The new, premium Apple phone is due to go on sale at the beginning of November. But that doesn't mean that it will be readily available then, with supply likely considerably constrained.

In fact, the iPhone X might be tough to get hold of all the way until later in 2018, perhaps in Spring, according to a new report from usually reliable analyst Ming-Chi Kuo. The report chimes with and even makes more extreme the repeated rumours that it will be incredibly difficult to buy Apple's new premium phone.

The iPhone X has a screen that sweeps across its entire front and facial recognition technology. For that, Apple will ask $999 or the same in pounds or euros – the most it has ever charged for an iPhone.

A large part of the problems making the phone is because of Apple's TrueDepth camera system, the report says.
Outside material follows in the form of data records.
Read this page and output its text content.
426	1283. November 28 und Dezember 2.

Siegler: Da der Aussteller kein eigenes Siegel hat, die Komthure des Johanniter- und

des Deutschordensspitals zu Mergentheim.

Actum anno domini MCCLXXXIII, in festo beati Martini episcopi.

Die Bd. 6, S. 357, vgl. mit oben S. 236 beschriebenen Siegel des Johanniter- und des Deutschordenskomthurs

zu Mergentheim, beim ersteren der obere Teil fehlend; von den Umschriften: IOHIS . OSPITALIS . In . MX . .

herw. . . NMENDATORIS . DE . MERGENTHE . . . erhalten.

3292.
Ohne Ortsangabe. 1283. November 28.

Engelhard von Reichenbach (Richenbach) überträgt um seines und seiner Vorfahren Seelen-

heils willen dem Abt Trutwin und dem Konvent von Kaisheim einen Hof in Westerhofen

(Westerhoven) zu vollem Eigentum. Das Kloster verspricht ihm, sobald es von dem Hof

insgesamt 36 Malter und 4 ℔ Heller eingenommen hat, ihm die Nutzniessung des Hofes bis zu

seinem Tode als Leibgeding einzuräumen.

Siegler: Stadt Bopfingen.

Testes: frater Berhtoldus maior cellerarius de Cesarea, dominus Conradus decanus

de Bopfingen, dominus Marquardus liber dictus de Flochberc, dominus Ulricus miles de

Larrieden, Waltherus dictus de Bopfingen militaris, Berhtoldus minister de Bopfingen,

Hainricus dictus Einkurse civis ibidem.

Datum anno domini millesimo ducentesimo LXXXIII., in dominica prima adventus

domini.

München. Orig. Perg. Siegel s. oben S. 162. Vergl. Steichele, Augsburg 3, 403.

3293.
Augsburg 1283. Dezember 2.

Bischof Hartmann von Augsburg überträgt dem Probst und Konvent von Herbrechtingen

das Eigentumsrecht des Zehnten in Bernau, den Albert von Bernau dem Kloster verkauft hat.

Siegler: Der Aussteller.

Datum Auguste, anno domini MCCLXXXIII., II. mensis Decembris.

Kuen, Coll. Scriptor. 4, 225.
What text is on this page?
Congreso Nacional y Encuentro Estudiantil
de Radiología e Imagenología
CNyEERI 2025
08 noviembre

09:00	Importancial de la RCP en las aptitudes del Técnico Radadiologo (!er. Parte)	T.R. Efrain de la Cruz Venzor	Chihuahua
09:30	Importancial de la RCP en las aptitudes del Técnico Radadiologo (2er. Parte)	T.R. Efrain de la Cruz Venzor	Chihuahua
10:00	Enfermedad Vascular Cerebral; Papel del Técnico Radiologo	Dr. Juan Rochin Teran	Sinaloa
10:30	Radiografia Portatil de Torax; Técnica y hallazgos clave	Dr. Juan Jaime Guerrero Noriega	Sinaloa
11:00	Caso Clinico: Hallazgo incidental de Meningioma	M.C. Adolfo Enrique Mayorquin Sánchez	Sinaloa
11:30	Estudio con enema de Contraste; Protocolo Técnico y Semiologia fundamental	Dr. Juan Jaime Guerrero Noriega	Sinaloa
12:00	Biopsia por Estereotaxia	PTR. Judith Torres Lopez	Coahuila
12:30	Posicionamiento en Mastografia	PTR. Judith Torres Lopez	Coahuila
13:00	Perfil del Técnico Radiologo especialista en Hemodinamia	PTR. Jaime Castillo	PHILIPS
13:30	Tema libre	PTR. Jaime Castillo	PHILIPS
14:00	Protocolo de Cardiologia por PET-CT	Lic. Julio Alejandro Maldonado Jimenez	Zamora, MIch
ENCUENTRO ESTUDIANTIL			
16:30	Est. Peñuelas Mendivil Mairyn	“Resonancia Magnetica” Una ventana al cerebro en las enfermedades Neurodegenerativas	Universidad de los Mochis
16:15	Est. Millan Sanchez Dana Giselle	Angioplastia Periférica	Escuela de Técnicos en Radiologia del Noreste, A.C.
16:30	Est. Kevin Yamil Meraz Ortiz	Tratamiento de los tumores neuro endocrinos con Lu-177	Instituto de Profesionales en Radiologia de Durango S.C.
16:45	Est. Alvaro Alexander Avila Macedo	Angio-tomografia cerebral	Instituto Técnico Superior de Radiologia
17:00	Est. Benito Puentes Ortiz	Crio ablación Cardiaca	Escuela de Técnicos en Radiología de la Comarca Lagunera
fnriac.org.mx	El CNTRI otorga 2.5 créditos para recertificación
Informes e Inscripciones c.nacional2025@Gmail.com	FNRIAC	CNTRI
That technology – used among other things to create a detailed map of people's face so the phone can recognise its owner – uses far more sensors than in similar phones and is as a result much more sophisticated to make.

The phone should be in full production by October, Mr Kuo said. That should mean that enough phones are being made by the time pre-orders open on 27 October and it goes on sale on 3 November – but that it could still take some time to fulfill the huge backlog of orders that are expected to be generated.

In all, about 50 million people could be ready to buy the new phone when it comes out, he writes. And those orders might not be fulfilled until much later on.

The iPhone 8 hasn't been hit by such problems, with many models available immediately now. That's probably a combination of the fact that the upcoming iPhone X has dampened some demand for the less premium model, and also Apple's experience in making such phones – since the 8 uses a basic design that has been in place since the iPhone 6.